As I traveled through the Southwest over the past few months, I met a lot of people. Some academics and archivists and National Park Service rangers, but also waiters, bartenders, B&B owners, and fellow gas station customers (I had a bike on the back of my car and it prompted a lot of commentary). When I would explain my reasons for being in the region and the book I was writing, most people (even those who lived in the area) expressed surprise that there were Civil War battles along the Rio Grande, or any kind of early U.S. military history. Then I would launch into stories about the Mexican-American War, the subsequent construction of U.S. military forts throughout New Mexico and Arizona, the reasons that both the Union and Confederacy wanted to control the American West, and the daunting task of supplying military installations with draft animals, food, and water.
The central drama of the Civil War in this region, I would explain, was the struggle to secure, transport, and ration supplies. At this point, my new friends would lose interest. And I don’t blame them; a narrative of war rooted in logistics does not seem particularly compelling.
But looking at logistics can tell us a great deal about what it took to survive in desert landscapes, and how tenuous U.S. military control of the region actually was.
At the Arizona Historical Society, a U.S. businessman’s 1862 claim for reimbursement from the federal government—a set of legal documents, published in pamphlet form—provided an abundance of evidence of these struggles over supplies after the Civil War came to the desert in the summer of 1861.
William S. Grant was a native of Maine who made his money in the shipbuilding business before the war. In 1859, he secured a federal contract to supply all the U.S. Army’s forts in New Mexico Territory (which at that time encompassed what we now know of as Arizona) and by the spring of 1861 his operations were up and running in the region. His timing could not have been worse. What shipments he had en route were delayed by the turnover in fort commands along the Texas and Louisiana coasts. Those that had already made it to Texas for transport to the region were destroyed by Union soldiers abandoning federal forts or confiscated by Confederate officials. Some of his goods and a valuable mill were also destroyed by Union officers in New Mexico after John Baylor’s successful actions against federals there in July 1861 and the establishment of the Confederate Territory of Arizona. In 1862, Grant filed his first claim for reimbursement against the U.S. government.
In his “Statement of the Prominent Facts and Grounds of Claim” Grant describes the expenses he incurred in building and supplying the remote U.S. Forts Buchanan and Breckenridge (southeast and northeast of Tucson, respectively), and in transporting military supplies from Tucson to Fort Fillmore, on the Rio Grande. The road he took (a road built by the Overland Mail Company) moved east out of Tucson, crossed the San Pedro River, wound up and over the Dragoon Mountains, a striking zone of jutting rocks and huge boulders now called “Texas Canyon,” down into a waterless valley, and finally up into the Chiricahua Mountains to Apache Pass. This area was a notorious site along the trail; Apache Springs was the only water source in the area, and a “convening site” for both animals and men; it was the perfect place for Apache raiders, led by chiefs Cochise and Mangas Coloradas, to attack Grant’s wagon train.
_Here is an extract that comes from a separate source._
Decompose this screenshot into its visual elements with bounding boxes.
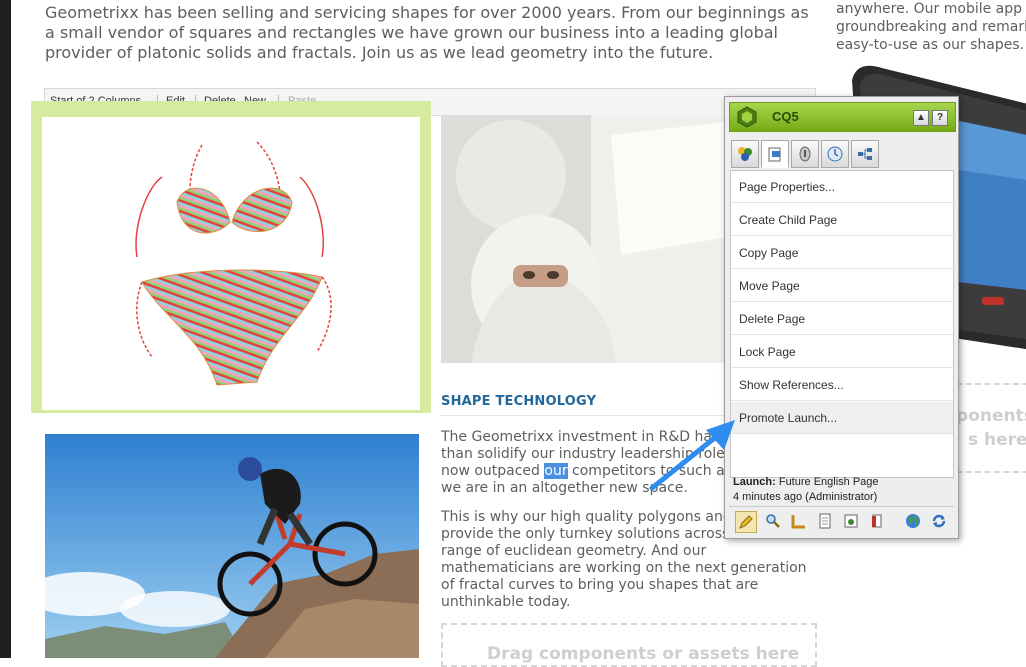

The ensuing battle trapped Grant and his men in the mail station at Apache Pass for seven days; the path between the mail station and Apache Spring moved through grassland with few trees for cover so Grant and his men had to drink water obtained from melting snow. Twenty-one of the seventy-five men with him died.
“Few persons who have not lived in that country,” Grant testified, “can, in the least, appreciate the great expense and difficulties attending a business carried on there.” The hostility of the Apaches, the small amount of goods produced in the region (meaning that he had to import most of it from other places), and labor issues endemic in sparsely populated regions, meant that his costs skyrocketed while the U.S. Army some refused to pay him, or delayed his payments.
Grant’s claims were initially denied—under the doctrine of “military necessity”—but in 1868 the federal government awarded him more than $100,000 to compensate for his wartime losses that were due to military interference (the Indian depredations could not be helped). One imagines that Grant was less than thrilled with this outcome—the three claims he filed totaled more than $270,000—but it was better than nothing.
For an environmental historian like me, Grant’s claim papers are fascinating, and provide important details about the 1860s Southwestern landscape: the roads that military officials and merchants alike took to traverse the region; the vulnerability of those roads to Apache attacks; the reliance on provisions to sustain the war effort (a condition that this region shared with other theaters of war but was also a matter of basic survival in this place in ways that it was not in others); and the significance of destroying those supplies to keep them out of the enemy’s hands, in a region where they were extremely difficult to come by.
While the issue of supply, and the claims records and other documents that provide evidence of it, may not seem to be the most glamorous of Civil War topics or sources, they actually provide a window into the most significant and intense dramas in the history of the desert Southwest.